Paul Wheelhouse MSP, Minister for Energy, Connectivity and the Islands, outlined the opportunity for hydrogen in a low carbon gas network: “The ability to deliver low carbon gases, including hydrogen, through the gas networks represents one option for the future of low carbon heat provision, and for transport as a fuel for road, rail and shipping. Repurposing the gas network in this way would allow us to continue using the flexibility and reach that the gas network provides. In the years ahead we propose to explore further opportunities for the generation of low carbon hydrogen, and the use of the gas networks for its distribution and storage” and set out some of the next steps “We will continue to work with our stakeholders on a range of hydrogen energy and transport initiatives, and publish an interactive mapping tool charting hydrogen activity on a region by region basis across Scotland.”
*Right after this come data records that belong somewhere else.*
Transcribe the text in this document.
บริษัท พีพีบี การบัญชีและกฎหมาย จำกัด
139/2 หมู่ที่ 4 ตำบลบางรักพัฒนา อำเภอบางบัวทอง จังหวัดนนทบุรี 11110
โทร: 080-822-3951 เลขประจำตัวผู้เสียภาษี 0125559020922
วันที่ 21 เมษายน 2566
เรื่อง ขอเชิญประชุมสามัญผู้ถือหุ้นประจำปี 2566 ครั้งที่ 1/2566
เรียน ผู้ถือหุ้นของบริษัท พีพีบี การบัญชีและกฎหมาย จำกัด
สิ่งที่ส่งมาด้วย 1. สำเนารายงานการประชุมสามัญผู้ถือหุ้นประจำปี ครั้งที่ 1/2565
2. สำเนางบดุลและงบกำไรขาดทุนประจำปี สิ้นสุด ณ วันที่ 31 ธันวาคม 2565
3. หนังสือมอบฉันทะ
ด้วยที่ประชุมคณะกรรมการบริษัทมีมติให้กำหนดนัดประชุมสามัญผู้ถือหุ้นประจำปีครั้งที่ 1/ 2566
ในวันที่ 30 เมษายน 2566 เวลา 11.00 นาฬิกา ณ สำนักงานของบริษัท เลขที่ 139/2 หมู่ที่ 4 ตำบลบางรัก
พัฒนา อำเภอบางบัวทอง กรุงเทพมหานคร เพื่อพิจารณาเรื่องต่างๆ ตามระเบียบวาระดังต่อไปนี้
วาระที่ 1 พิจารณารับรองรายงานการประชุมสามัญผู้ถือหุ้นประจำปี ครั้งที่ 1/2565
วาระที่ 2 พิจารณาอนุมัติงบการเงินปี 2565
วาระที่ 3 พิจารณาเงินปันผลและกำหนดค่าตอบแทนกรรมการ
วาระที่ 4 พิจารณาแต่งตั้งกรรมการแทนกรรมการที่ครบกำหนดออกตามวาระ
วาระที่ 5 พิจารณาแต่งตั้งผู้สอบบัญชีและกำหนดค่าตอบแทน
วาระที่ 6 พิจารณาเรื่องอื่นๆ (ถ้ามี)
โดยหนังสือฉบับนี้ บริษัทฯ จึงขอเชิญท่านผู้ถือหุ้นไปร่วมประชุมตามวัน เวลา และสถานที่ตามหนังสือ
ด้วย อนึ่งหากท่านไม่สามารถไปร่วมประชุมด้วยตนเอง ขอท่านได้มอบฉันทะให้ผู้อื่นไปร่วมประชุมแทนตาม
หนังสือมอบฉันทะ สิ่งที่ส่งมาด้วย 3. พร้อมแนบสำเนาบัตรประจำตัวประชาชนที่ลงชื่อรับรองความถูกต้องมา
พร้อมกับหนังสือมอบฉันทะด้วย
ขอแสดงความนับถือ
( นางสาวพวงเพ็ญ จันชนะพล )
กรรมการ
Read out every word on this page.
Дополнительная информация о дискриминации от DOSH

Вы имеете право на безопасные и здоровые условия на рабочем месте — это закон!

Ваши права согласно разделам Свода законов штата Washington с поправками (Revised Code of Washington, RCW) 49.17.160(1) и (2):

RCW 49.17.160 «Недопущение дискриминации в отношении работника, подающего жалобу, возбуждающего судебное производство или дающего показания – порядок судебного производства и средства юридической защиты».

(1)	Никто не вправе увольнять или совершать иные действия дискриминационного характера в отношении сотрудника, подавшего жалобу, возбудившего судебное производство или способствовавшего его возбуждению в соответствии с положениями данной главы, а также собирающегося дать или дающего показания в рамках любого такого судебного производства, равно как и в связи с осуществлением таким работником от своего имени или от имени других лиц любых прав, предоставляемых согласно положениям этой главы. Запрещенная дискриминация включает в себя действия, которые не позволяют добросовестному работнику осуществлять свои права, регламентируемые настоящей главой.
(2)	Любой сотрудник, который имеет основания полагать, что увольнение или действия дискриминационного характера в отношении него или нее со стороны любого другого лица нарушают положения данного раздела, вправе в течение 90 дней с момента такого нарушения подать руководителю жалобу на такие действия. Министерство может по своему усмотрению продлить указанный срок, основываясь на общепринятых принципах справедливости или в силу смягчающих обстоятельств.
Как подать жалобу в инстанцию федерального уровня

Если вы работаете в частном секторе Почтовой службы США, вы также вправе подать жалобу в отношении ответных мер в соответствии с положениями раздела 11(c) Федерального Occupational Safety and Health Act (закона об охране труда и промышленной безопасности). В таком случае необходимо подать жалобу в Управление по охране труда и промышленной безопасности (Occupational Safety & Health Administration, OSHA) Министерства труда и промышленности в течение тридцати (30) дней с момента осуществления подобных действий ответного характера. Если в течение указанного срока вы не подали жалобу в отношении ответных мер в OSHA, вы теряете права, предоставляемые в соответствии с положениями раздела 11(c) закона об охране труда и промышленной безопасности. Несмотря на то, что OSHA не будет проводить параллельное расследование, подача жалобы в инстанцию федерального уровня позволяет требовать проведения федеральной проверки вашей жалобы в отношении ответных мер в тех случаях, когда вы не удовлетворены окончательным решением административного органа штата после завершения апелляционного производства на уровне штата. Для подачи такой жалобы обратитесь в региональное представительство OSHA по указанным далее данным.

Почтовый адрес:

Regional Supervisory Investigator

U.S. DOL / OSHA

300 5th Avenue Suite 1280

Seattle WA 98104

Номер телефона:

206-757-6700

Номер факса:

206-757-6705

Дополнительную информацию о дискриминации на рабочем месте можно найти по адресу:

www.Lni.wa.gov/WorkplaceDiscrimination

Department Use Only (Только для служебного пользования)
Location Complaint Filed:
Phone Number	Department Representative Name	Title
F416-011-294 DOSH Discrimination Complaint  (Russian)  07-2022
The Gas Networks Vision is that in 2030 gas networks will remain a vital and flexible component of Scotland’s national infrastructure, delivering affordable energy for heating our homes and businesses. The energy resource carried by the networks will be lower carbon than it is today. The policy, regulatory and technical developments will have been put in place to allow natural and low carbon gas to be blended in the networks, including a contribution from hydrogen. We will also understand clearly the feasibility and costs of repurposing the gas networks to carry 100% hydrogen, and will have made strategic decisions about the long term role of the networks and the wider decarbonisation of heat.
The Networks Vision also sets out how the culture of innovation in the energy sector will continue to grow. For electricity networks this means a focus on coordinating and integrating new technologies, particularly electric vehicles, heat pumps and new generation. Meanwhile, for gas, it means a focus on innovation to support hydrogen and low carbon gases. With the development of new technologies, innovative approaches to bring together previously disparate parts of the energy system can ensure that we make the most of local opportunities in a ‘whole-system’ way. Delivering the skills that a changing sector needs, including in new specialisms such as cyber security and data science, will be a key priority for us our businesses and our education sector.
Scotland has been leading the way in developing smart electricity grids and more efficient ways to use our electricity networks, with Orkney pioneering the world’s first ever smart grid. Scotland is setting a similar example when it comes to gas. The Oban gas network has helped demonstrate over the past two years that a wider range of gases, including lower carbon gases, can be transported safely, while the H100 project plans to demonstrate a 100% hydrogen gas network in Scotland in the next few years.
Hydrogen can be produced via electrolysis from renewably-generated electricity. For example, the Surf and Turf project on Orkney links a 500 kW electrolyser to a community owned 900 kW wind turbine, and the BIG HIT project will deploy a 1MW electrolyser also linked to a community wind turbine. Scotland’s offshore wind capabilities also offer a potential opportunity to harness renewable energy for the production of hydrogen. Electrolysis provides an opportunity to link the gas and electricity networks in a more coordinated way. Electrolysers could be fitted at locations where the network is constrained, and where the extra electrical demand they create helps reduce the need to curtail wind power. This could also support efficient cross-network decarbonisation, if the same locations were suitable for injecting hydrogen into the gas network.
This new Networks Vision reinforces the key role that hydrogen could play in connecting and helping decarbonise our heat, industrial and transport systems. Hydrogen also has the potential to transform our urban, rural and island economies, and support the expansion of renewable energy.